Under his award, Song, who is affiliated with the Beckman Institute, the Carle Illinois College of Medicine, and the Department of Bioengineering as well as ECE, aims to develop a new ultrasound imaging technology that can noninvasively probe deep-brain functional neural activities with micron-scale spatial resolution.
Song explains that today, neuroscientists studying the brain have stark options. Optical imaging techniques offer “phenomenal resolution, so you can see nanometer-scale objects,” even single neurons—but those techniques can penetrate only a fraction of a millimeter below the brain’s surface. On the other hand, magnetic resonance imaging (MRI) and positron emission tomography (PET) “provide phenomenal coverage of the brain,” says Song. Indeed, it’s possible to image the entire brain. “But the resolution of those scanners is poor; we are talking about millimeters!”
As a result, researchers are limited to studying either very small structures in isolation, or global activity seen crudely.

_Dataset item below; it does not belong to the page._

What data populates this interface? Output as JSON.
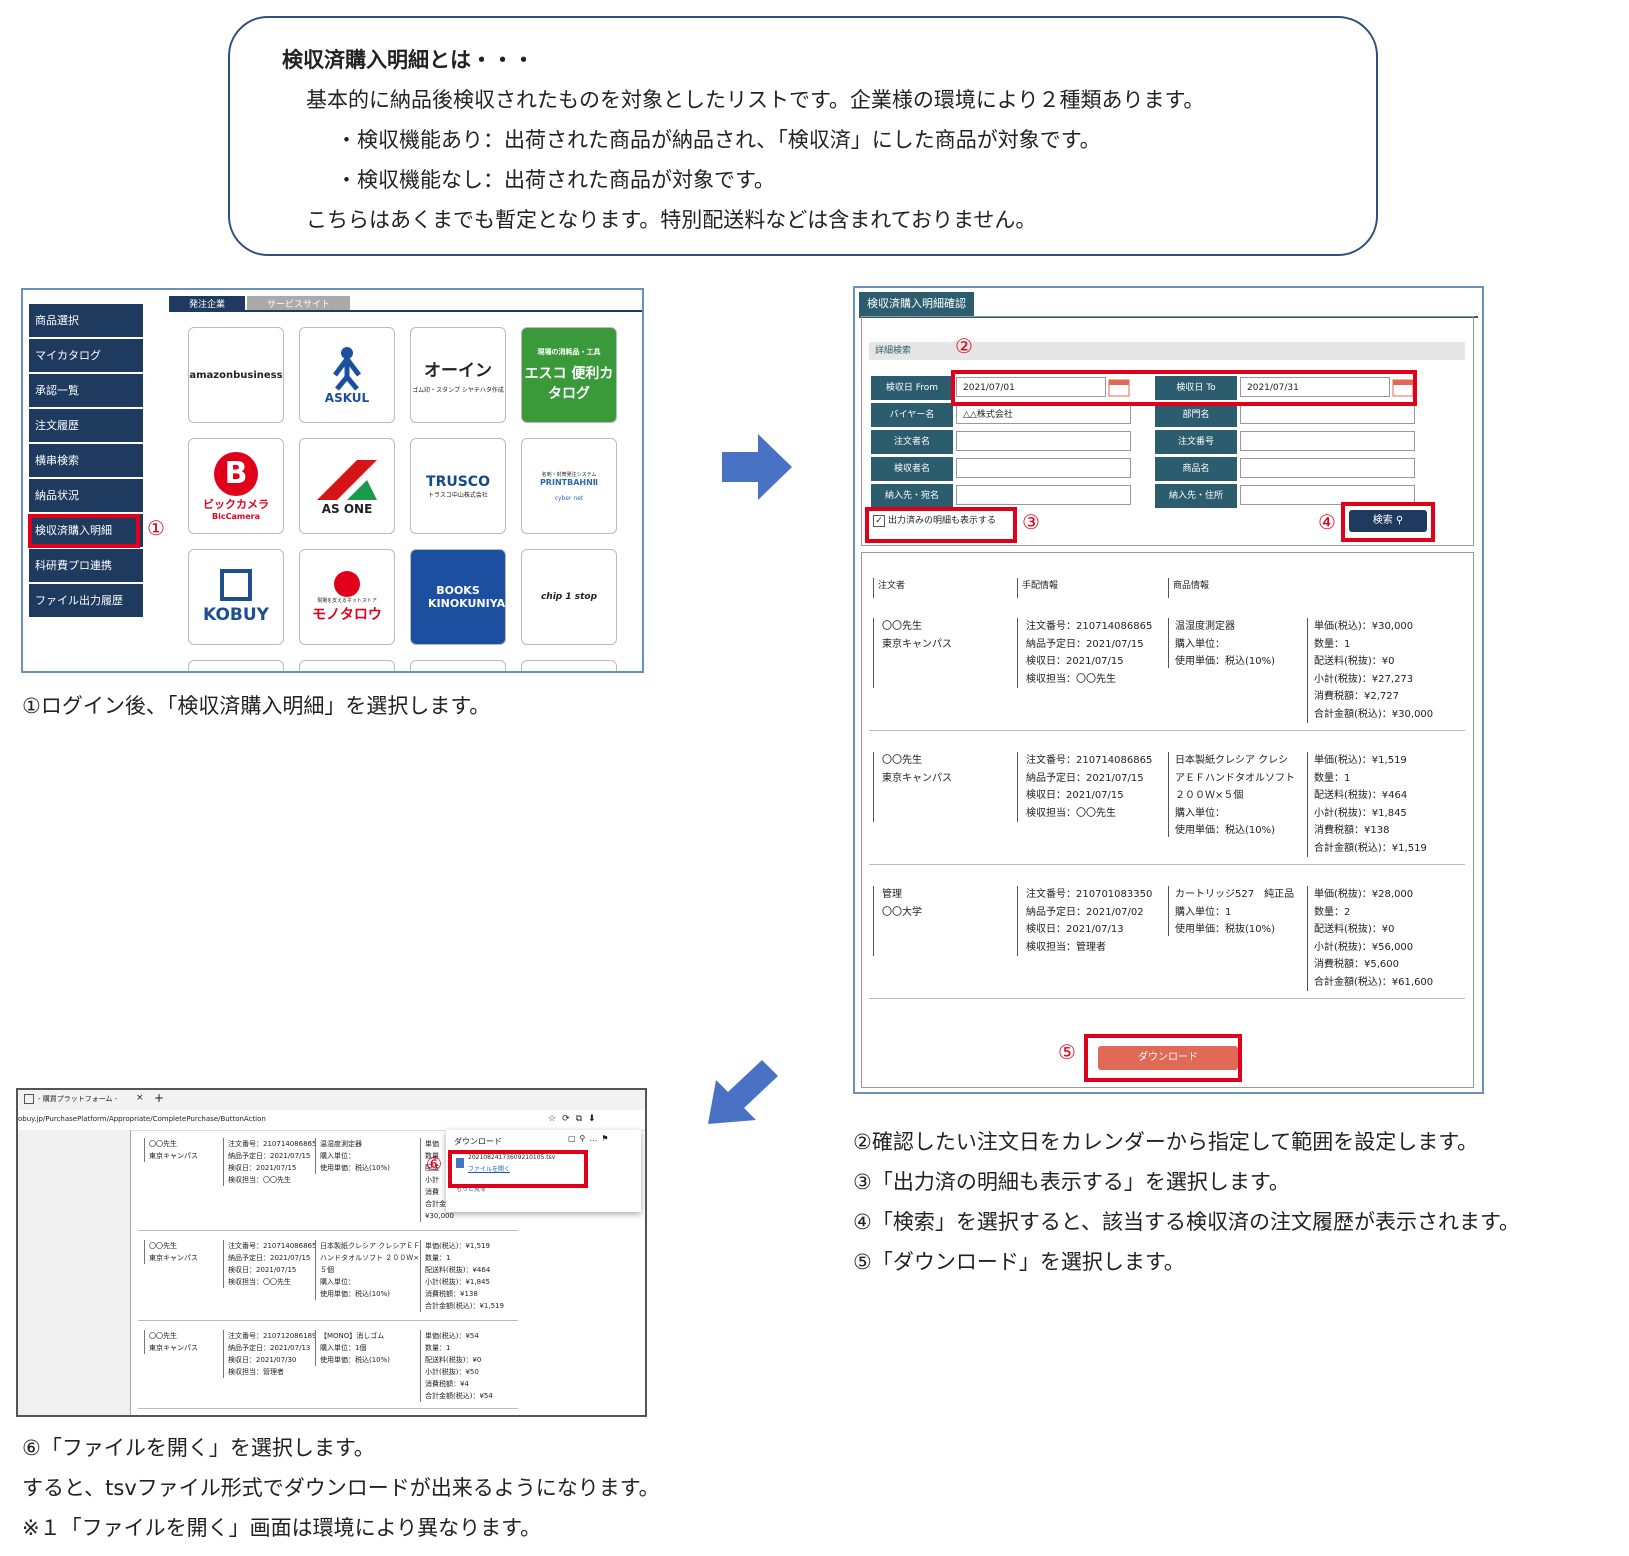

“But what they really want to know is how this local activity is connected to the global activity. So they need some imaging tool to allow them to see these simultaneously. And this is where we come in,” says Song. “This super-resolution ultrasound imaging has this nice combination of deep imaging penetration and fine spatial resolution.”
Song’s group has already achieved good resolution and penetration; the main goals of the new project will be faster imaging and lower computational cost—which are needed to achieve the ultimate long-term vision: imaging of the brain’s neural activities on freely moving and behaving animals. The plan is to use high-performance computing and deep-learning approaches to process and analyze the collected imaging data far more efficiently.